Welcome to Wine For Your $20s! A place for those who love wine (& their wallets!!) to explore and learn together. So whether you are in your 20's, loved your 20's, or just got a couple $20's to "liquidate", Cheers! and lets get sipping!

Thursday, March 7, 2013

Don't Be A Wine Snob 101

[I will admit, my last post on Teinturier grapes (I'm sorry, say WHHHAAAATT?) was a tad tiny bit overtly nerdy. So, to compensate, I offer you a dorky-terminology free post]

When attending tastings, I always see people make a comment, and then look around wildly to gain the approval of the group. Either that, or you get that one musty smelling, suspender wearing jerk who describes the wine as "a breath of jasmine air."

While I could easily guide you to a wine aroma wheel to ensure you never become the aforementioned odorous fellow,(http://www.aromaster.com/winearomawheel) it is far more interesting to give you some real life examples. So I offer you the below industry & society accepted wine descriptions that will guarantee you appear like a knowledgeable wine enthusiast and not like that dude to the right wearing a beret.

"This wine.....

OK: is mysterious
NOPE!: has the essence of the second chapter of an Agatha Cristie novel

OK: has notes of worn in leather
NOPE!: Smells like a European saddle

OK: smells like the dried strawberries found in 'Special K Redberries'
NOPE!: Smells like the French Provence after a summer rain

OK: has notes of peach cobbler
NOPE!: has notes of a punch in the face (even if that is what may happen to him after the summer rain comment)

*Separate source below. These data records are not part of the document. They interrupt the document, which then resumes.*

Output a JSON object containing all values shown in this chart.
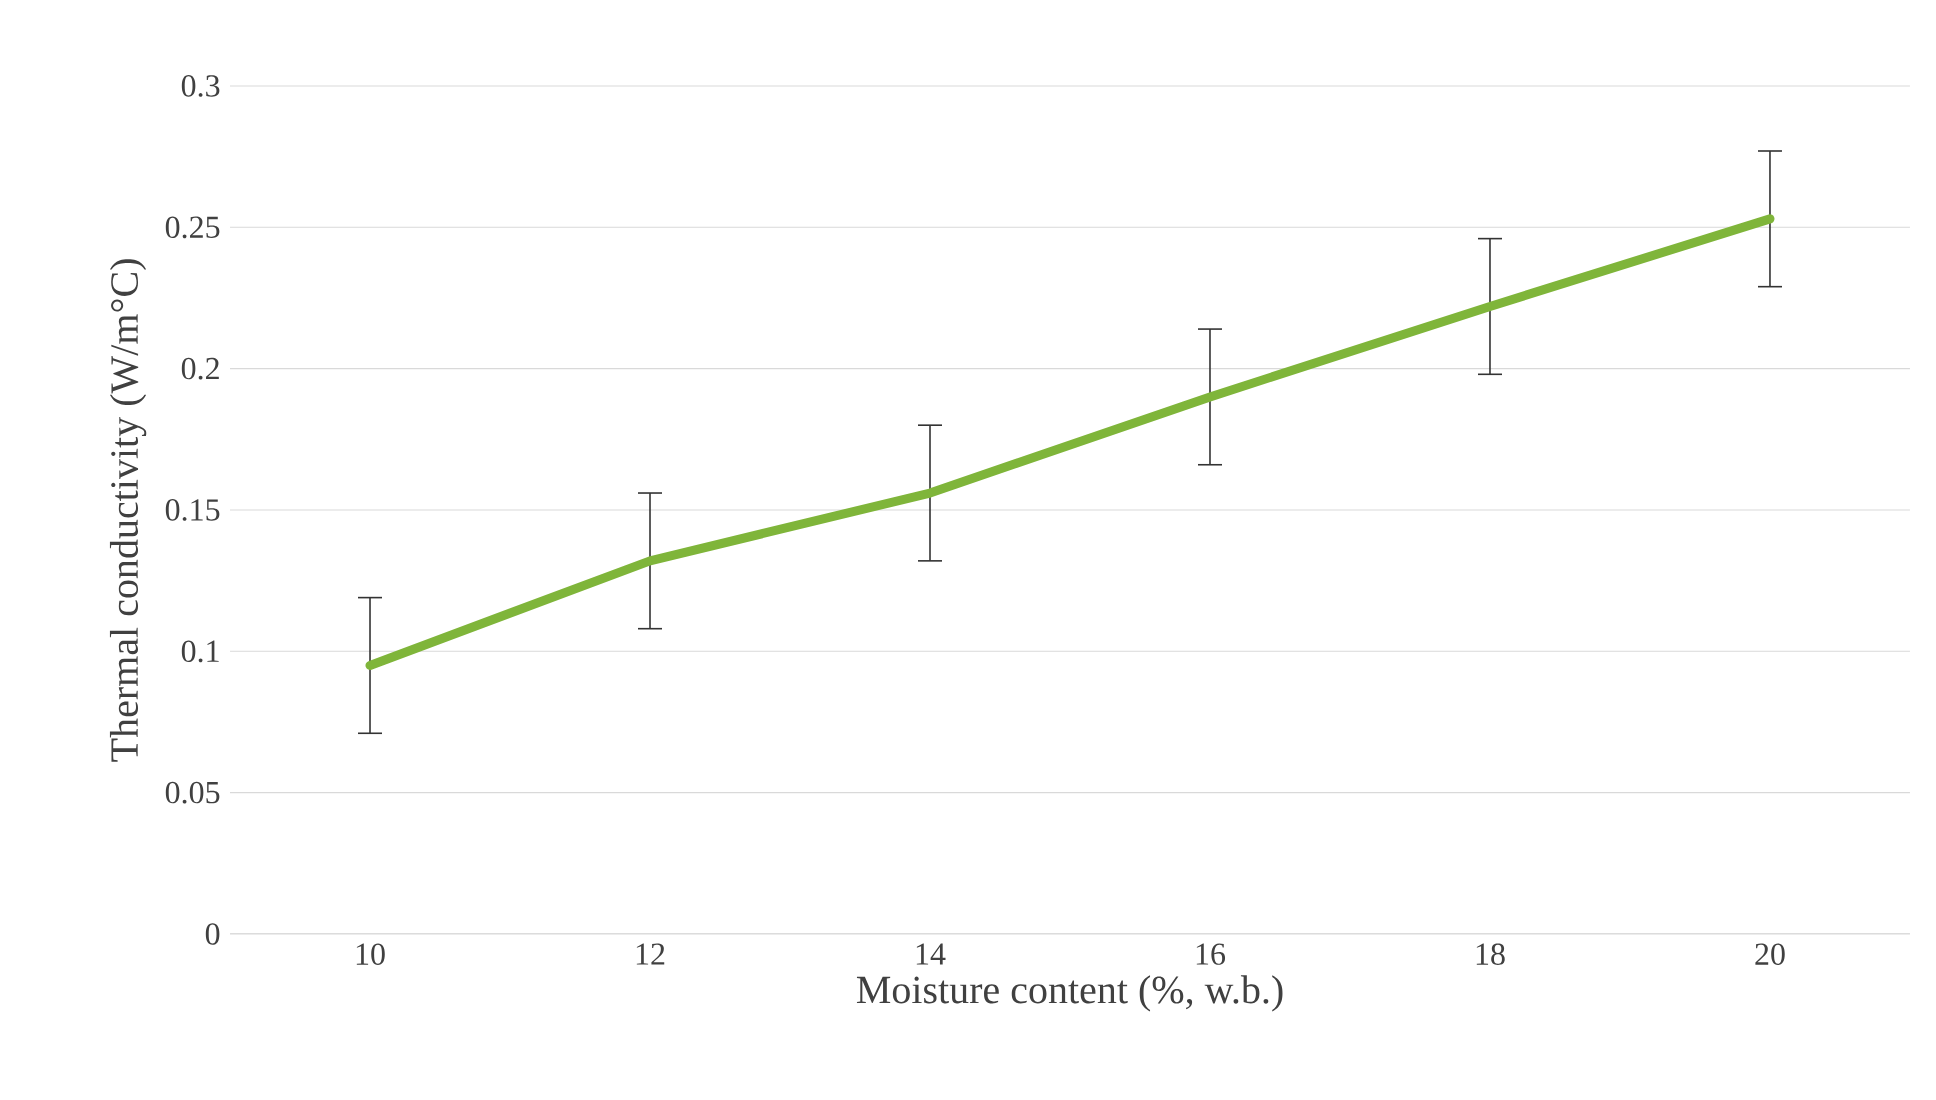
{
  "chart_data": {
    "type": "line",
    "xlabel": "Moisture content (%, w.b.)",
    "ylabel": "Thermal conductivity (W/m°C)",
    "categories": [
      "10",
      "12",
      "14",
      "16",
      "18",
      "20"
    ],
    "series": [
      {
        "color": "#7fb53a",
        "values": [
          0.095,
          0.132,
          0.156,
          0.19,
          0.222,
          0.253
        ],
        "errors": [
          0.024,
          0.024,
          0.024,
          0.024,
          0.024,
          0.024
        ]
      }
    ],
    "ylim": [
      0,
      0.3
    ],
    "yticks": [
      0,
      0.05,
      0.1,
      0.15,
      0.2,
      0.25,
      0.3
    ],
    "grid": "y",
    "legend": false,
    "marker": "none",
    "line_style": "solid"
  }
}
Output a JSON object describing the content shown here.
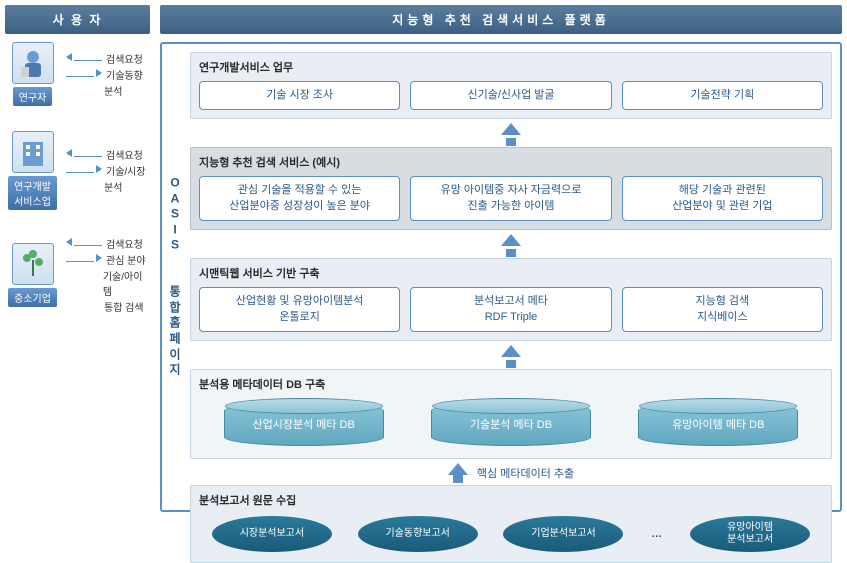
{
  "left": {
    "header": "사 용 자",
    "users": [
      {
        "label": "연구자",
        "req": "검색요청",
        "resp1": "기술동향",
        "resp2": "분석",
        "icon": "person"
      },
      {
        "label": "연구개발\n서비스업",
        "req": "검색요청",
        "resp1": "기술/시장",
        "resp2": "분석",
        "icon": "building"
      },
      {
        "label": "중소기업",
        "req": "검색요청",
        "resp1": "관심 분야",
        "resp2": "기술/아이템",
        "resp3": "통합 검색",
        "icon": "plant"
      }
    ]
  },
  "right": {
    "header": "지능형 추천 검색서비스 플랫폼",
    "vlabel": "OASIS\n\n통합홈페이지",
    "s1": {
      "title": "연구개발서비스 업무",
      "boxes": [
        "기술 시장 조사",
        "신기술/신사업 발굴",
        "기술전략 기획"
      ]
    },
    "s2": {
      "title": "지능형 추천 검색 서비스 (예시)",
      "boxes": [
        "관심 기술을 적용할 수 있는\n산업분야중 성장성이 높은 분야",
        "유망 아이템중 자사 자금력으로\n진출 가능한 아이템",
        "해당 기술과 관련된\n산업분야 및 관련 기업"
      ]
    },
    "s3": {
      "title": "시맨틱웹 서비스 기반 구축",
      "boxes": [
        "산업현황 및 유망아이템분석\n온톨로지",
        "분석보고서 메타\nRDF Triple",
        "지능형 검색\n지식베이스"
      ]
    },
    "s4": {
      "title": "분석용 메타데이터 DB 구축",
      "cyls": [
        "산업시장분석 메타 DB",
        "기술분석 메타 DB",
        "유망아이템 메타 DB"
      ]
    },
    "extract": "핵심 메타데이터 추출",
    "s5": {
      "title": "분석보고서 원문 수집",
      "ellipses": [
        "시장분석보고서",
        "기술동향보고서",
        "기업분석보고서",
        "유망아이템\n분석보고서"
      ],
      "dots": "…"
    }
  },
  "colors": {
    "primary": "#5a8fc7",
    "dark": "#2a5a8a",
    "teal": "#1a5a7a"
  }
}
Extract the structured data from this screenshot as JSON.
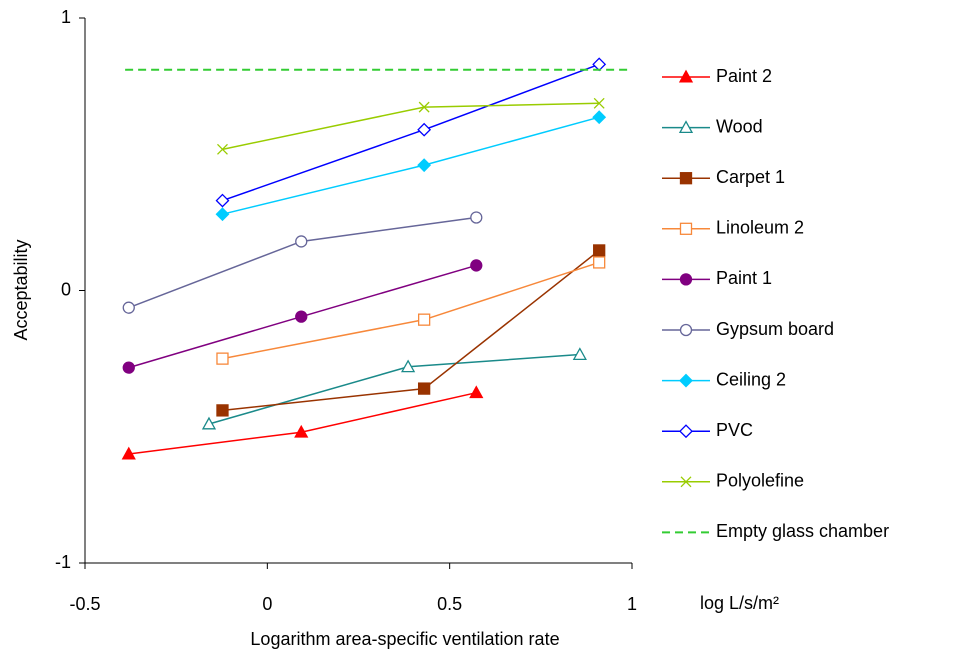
{
  "chart_data": {
    "type": "line",
    "x_label": "Logarithm area-specific ventilation rate",
    "x_unit": "log L/s/m²",
    "y_label": "Acceptability",
    "xlim": [
      -0.5,
      1
    ],
    "xticks": [
      -0.5,
      0,
      0.5,
      1
    ],
    "ylim": [
      -1,
      1
    ],
    "yticks": [
      -1,
      0,
      1
    ],
    "grid": false,
    "legend": "right",
    "series": [
      {
        "name": "Paint 2",
        "color": "#ff0000",
        "marker": "triangle",
        "filled": true,
        "x": [
          -0.38,
          0.093,
          0.573
        ],
        "values": [
          -0.6,
          -0.52,
          -0.375
        ]
      },
      {
        "name": "Wood",
        "color": "#1a8a8a",
        "marker": "triangle",
        "filled": false,
        "x": [
          -0.16,
          0.386,
          0.857
        ],
        "values": [
          -0.49,
          -0.28,
          -0.235
        ]
      },
      {
        "name": "Carpet 1",
        "color": "#993300",
        "marker": "square",
        "filled": true,
        "x": [
          -0.123,
          0.43,
          0.91
        ],
        "values": [
          -0.44,
          -0.36,
          0.147
        ]
      },
      {
        "name": "Linoleum 2",
        "color": "#f7883a",
        "marker": "square",
        "filled": false,
        "x": [
          -0.123,
          0.43,
          0.91
        ],
        "values": [
          -0.25,
          -0.107,
          0.103
        ]
      },
      {
        "name": "Paint 1",
        "color": "#800080",
        "marker": "circle",
        "filled": true,
        "x": [
          -0.38,
          0.093,
          0.573
        ],
        "values": [
          -0.283,
          -0.096,
          0.092
        ]
      },
      {
        "name": "Gypsum board",
        "color": "#666699",
        "marker": "circle",
        "filled": false,
        "x": [
          -0.38,
          0.093,
          0.573
        ],
        "values": [
          -0.063,
          0.18,
          0.268
        ]
      },
      {
        "name": "Ceiling 2",
        "color": "#00ccff",
        "marker": "diamond",
        "filled": true,
        "x": [
          -0.123,
          0.43,
          0.91
        ],
        "values": [
          0.28,
          0.46,
          0.636
        ]
      },
      {
        "name": "PVC",
        "color": "#0000ff",
        "marker": "diamond",
        "filled": false,
        "x": [
          -0.123,
          0.43,
          0.91
        ],
        "values": [
          0.33,
          0.59,
          0.83
        ]
      },
      {
        "name": "Polyolefine",
        "color": "#99cc00",
        "marker": "x",
        "filled": false,
        "x": [
          -0.123,
          0.43,
          0.91
        ],
        "values": [
          0.518,
          0.673,
          0.687
        ]
      },
      {
        "name": "Empty glass chamber",
        "color": "#33cc33",
        "marker": "none",
        "dashed": true,
        "x": [
          -0.39,
          1
        ],
        "values": [
          0.81,
          0.81
        ]
      }
    ]
  }
}
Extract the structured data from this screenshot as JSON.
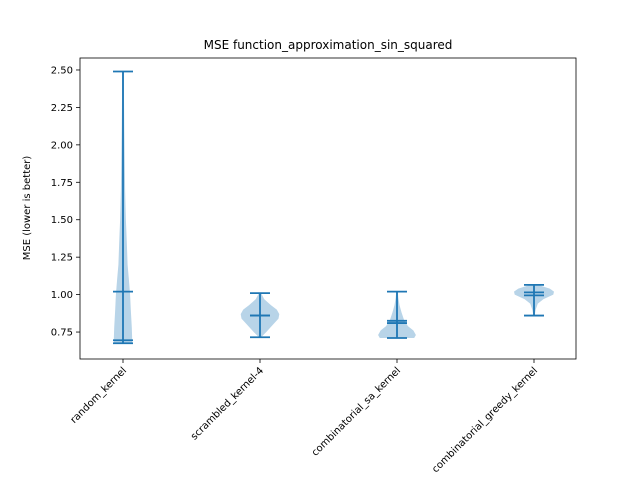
{
  "chart_data": {
    "type": "violin",
    "title": "MSE function_approximation_sin_squared",
    "ylabel": "MSE (lower is better)",
    "xlabel": "",
    "ylim": [
      0.57,
      2.58
    ],
    "yticks": [
      0.75,
      1.0,
      1.25,
      1.5,
      1.75,
      2.0,
      2.25,
      2.5
    ],
    "ytick_labels": [
      "0.75",
      "1.00",
      "1.25",
      "1.50",
      "1.75",
      "2.00",
      "2.25",
      "2.50"
    ],
    "categories": [
      "random_kernel",
      "scrambled_kernel-4",
      "combinatorial_sa_kernel",
      "combinatorial_greedy_kernel"
    ],
    "series": [
      {
        "min": 0.675,
        "max": 2.49,
        "mean": 1.02,
        "median": 0.695,
        "density": [
          [
            0.675,
            0.44
          ],
          [
            0.7,
            0.44
          ],
          [
            0.78,
            0.42
          ],
          [
            0.9,
            0.37
          ],
          [
            1.0,
            0.34
          ],
          [
            1.1,
            0.28
          ],
          [
            1.2,
            0.22
          ],
          [
            1.35,
            0.18
          ],
          [
            1.5,
            0.14
          ],
          [
            1.7,
            0.1
          ],
          [
            1.9,
            0.08
          ],
          [
            2.1,
            0.06
          ],
          [
            2.3,
            0.05
          ],
          [
            2.49,
            0.05
          ]
        ]
      },
      {
        "min": 0.715,
        "max": 1.01,
        "mean": 0.86,
        "median": 0.86,
        "density": [
          [
            0.715,
            0.05
          ],
          [
            0.75,
            0.3
          ],
          [
            0.8,
            0.62
          ],
          [
            0.84,
            0.88
          ],
          [
            0.87,
            0.92
          ],
          [
            0.9,
            0.8
          ],
          [
            0.93,
            0.52
          ],
          [
            0.97,
            0.2
          ],
          [
            1.01,
            0.05
          ]
        ]
      },
      {
        "min": 0.71,
        "max": 1.02,
        "mean": 0.825,
        "median": 0.81,
        "density": [
          [
            0.71,
            0.82
          ],
          [
            0.73,
            0.9
          ],
          [
            0.76,
            0.78
          ],
          [
            0.79,
            0.52
          ],
          [
            0.83,
            0.34
          ],
          [
            0.88,
            0.22
          ],
          [
            0.93,
            0.12
          ],
          [
            0.98,
            0.06
          ],
          [
            1.02,
            0.04
          ]
        ]
      },
      {
        "min": 0.86,
        "max": 1.065,
        "mean": 1.015,
        "median": 0.995,
        "density": [
          [
            0.86,
            0.03
          ],
          [
            0.9,
            0.08
          ],
          [
            0.94,
            0.18
          ],
          [
            0.97,
            0.45
          ],
          [
            1.0,
            0.92
          ],
          [
            1.02,
            0.95
          ],
          [
            1.04,
            0.75
          ],
          [
            1.06,
            0.3
          ],
          [
            1.065,
            0.12
          ]
        ]
      }
    ],
    "colors": {
      "body": "#b8d4e8",
      "line": "#1f77b4"
    }
  }
}
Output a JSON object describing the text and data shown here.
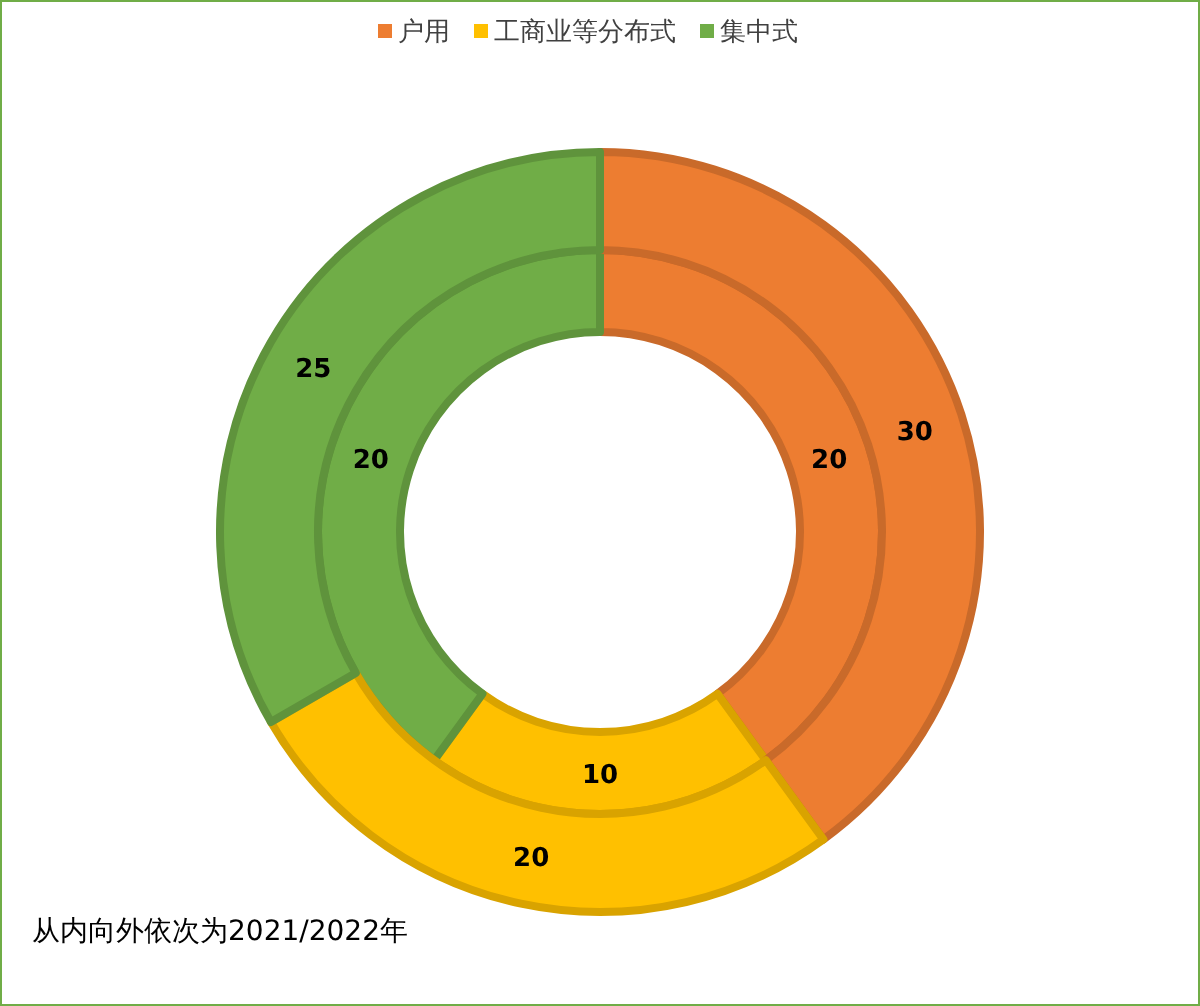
{
  "chart_data": {
    "type": "donut",
    "categories": [
      "户用",
      "工商业等分布式",
      "集中式"
    ],
    "colors": [
      "#ed7d31",
      "#ffc000",
      "#70ad47"
    ],
    "series": [
      {
        "values": [
          20,
          10,
          20
        ]
      },
      {
        "values": [
          30,
          20,
          25
        ]
      }
    ],
    "data_labels": true,
    "legend": "top",
    "annotations": [
      "从内向外依次为2021/2022年"
    ]
  }
}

OK:smells like freshly cut grass
NOPE!: smells like freshly cut toe nails (Gross... PUNCH HIM!)

OK: tastes like prune
NOPE!: tastes like a grandma eating a prune

OK: smells like feet (really! its OK!)
NOPE!: smells like a European queen's feet during the Dark Ages

OK: is tight
NOPE!: is like a highschool.. OK OK OK! that is all folks... and for the record, I was referring to a wine that needs to breathe a.k.a. aerate to reduce the tannin structure!

Jeez! Get your head out of the gutter...

-----
Special Thank You to my college friend Phil for brainstorming with me the above inappropriate wine descriptors during a 20's something night of drunken revalry during a recent business trip to Florida.)